Beloved Brothers and Sisters in the Lord,

We begin our Lenten journey in troubling times. Forces of polarization and division seem to lurk everywhere, but especially in our civic life. At times, these same forces attempt to enter the life of our parishes and Church at large. If you don’t believe me, spend a little time online looking at topics about the Orthodox Church. There you will find individuals that hurl epithets and anger at almost anything and anyone; and it is usually done anonymously. Whether through a “Twitter war” or “trolling”, they seek to sow chaos and doubt, and tear us away from one another, from the Church, and from God Himself.

Our world is filled with forces that would take us away from one another. Lent is a time for us to wage combat against these divisive forces. It can start by fasting from negative on-line behavior ourselves and striving to behave civilly to one another in all our conversations, and especially in social media. But to be effective, we must combat division with our commitment to unity as a Church and as an Orthodox people. Our Lenten journey begins with this hymn, “Let us set out with joy upon the season of the Fast, and prepare ourselves for spiritual combat.

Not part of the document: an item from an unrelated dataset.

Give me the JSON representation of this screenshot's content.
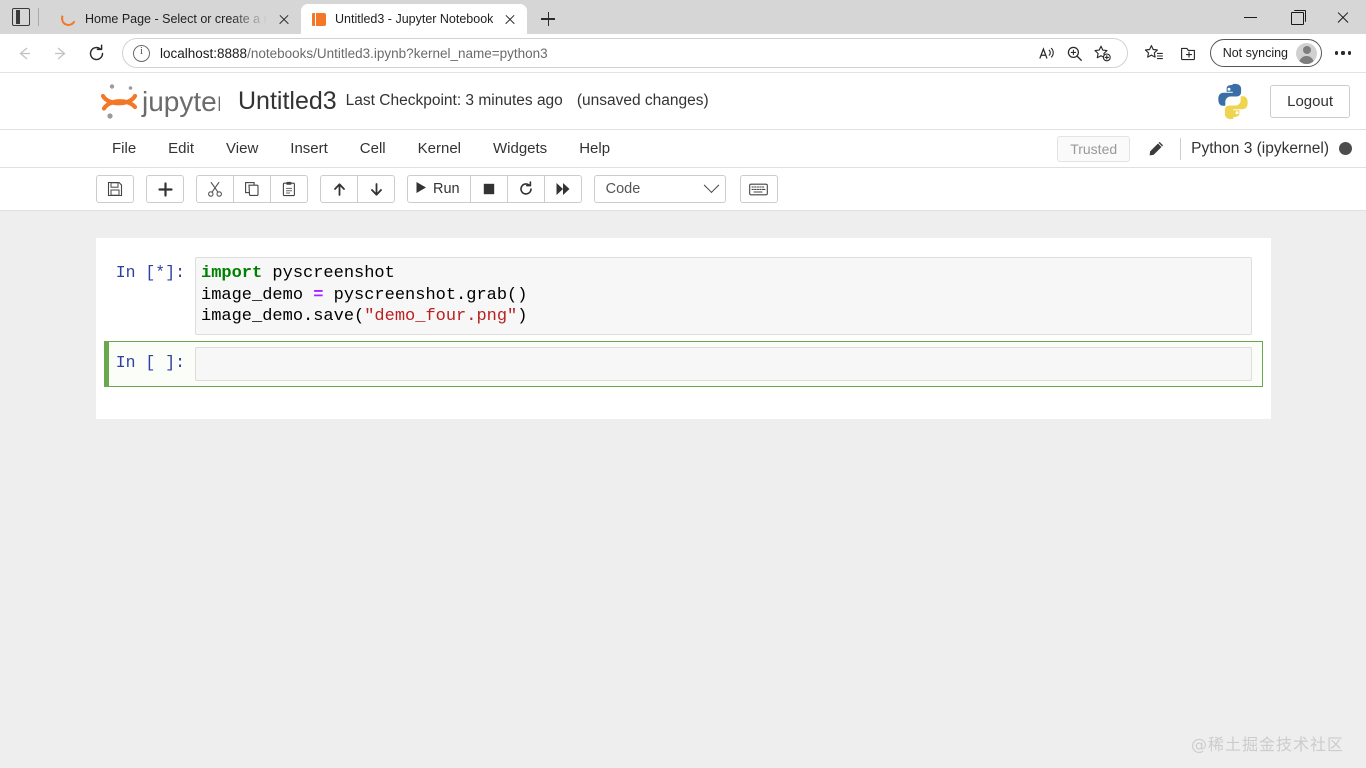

Our Lord Himself prayed for unity among His followers. Our Lord links unity and faith. When we are united, others will believe. Disunity and chaos are obstacles to faith. In the Gospel of John, our Lord prayed, “for those who believe in me through their word, that they may all be one; even as You, Father, are in me, and I in You, that they also may be in us, so that the world may believe that You have sent me. The glory which You have given me I have given to them, that they may be one even as we are one.” (John 17:20-22).

Great Lent is meant to be an event of the community, strengthening our unity, so that we may proclaim the Good News more effectively, strengthening ourselves, and bringing others to Christ. The hymn calls us to begin Great Lent as one people. While we may be observing Lent on our own, in our homes, etc., we are in this together. We are called to observe the fast together. The Church invites us to the many divine services of this season to pray together. We will study our faith together in the many lectures, retreats, and seminars our parishes offer. We will engage in philanthropic work as a community by supporting many good causes with acts of charity.

Forty days may not seem like a long time, but when we try to observe Great Lent well, when we seek to engage in spiritual combat, we need one another for support and encouragement. Our greatest weapon against the forces of division and polarization is our commitment to strengthening our relationship with Christ and to one another. We can accomplish great things when we choose unity and cooperation over chaos, division, and polarization.

The great task of Lent is to prepare ourselves for Pascha. The hymn that I quoted above continues: “Rejoicing in the virtues of the Spirit may we persevere with love, and so be counted worthy to see the solemn Passion of Christ our God, and with great spiritual gladness to behold His holy Passover.” Together as one people when we support one another in the pursuit of the life in Christ, we can ready ourselves spiritually to experience the Resurrection.